The president's proposed budget for the fiscal year beginning Oct. 1 includes $10 million for "Preserve America" communities. Cities also will have signs touting their designation.

"When Mrs. Bush first announced the 'Preserve America' initiative, the Kentucky Heritage Council made a commitment to use this opportunity to demonstrate how important historic preservation is to the economy of Kentucky," said Morgan.

"How better to commemorate this year as the 25th anniversary of the Kentucky Main Street Program than to set a goal of having more communities designated as 'Preserve America' communities than any other state in the nation. And I am pleased to say we have achieved this goal."

Morgan told community representatives, "What better way to salute these achievements than to have Mrs. Laura Bush, the first lady of the United States, here to recognize you."

Mrs. Bush met very briefly with representatives of the 32 communities. Danville was represented by Julie Wagner, executive director of The Heart of Danville, the city's Main Street program, and City Commissioner Jamey Gay.

Harrodsburg was represented by Amy Sparrow, executive director of Harrodsburg First, the Main Street program in Harrodsburg, and Mayor Lonnie Campbell.

In her remarks to the group, Mrs. Bush quoted Kentucky writer Jesse Stuart, saying the state is the core of the nation and if the country were a body, Kentucky would be its heart. "Kentucky has done a great job of restoring its history," the first lady said.

She sees program as economic opportunity for communities

Mrs. Bush sees the "Preserve America" program as an economic opportunity for communities that are active in historic preservation and as an educational opportunity for citizens, especially young people.

"It is vital for every young person to learn his history," she said.

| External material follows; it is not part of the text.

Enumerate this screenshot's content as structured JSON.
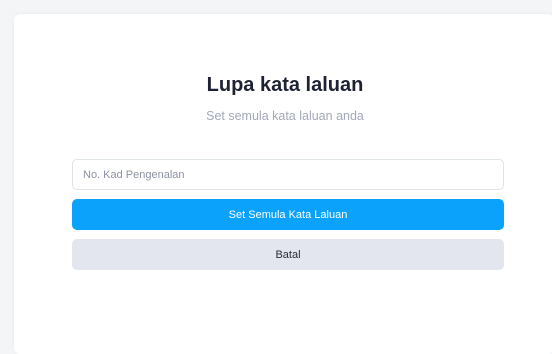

"The Bush administration has done more for this nation's historic preservation than any previous administration," said John Nau, chairman of the President's Advisory Council on History Preservation. "David Morgan's leadership has made Kentucky No. 1."

Nau said tourists could visit a "Preserve America" community in Kentucky for a month and stay in a different community each day.

Morgan also introduced Janice Scott of Boyle County, chairman of Preservation Kentucky.

The Associated Press contributed to this report.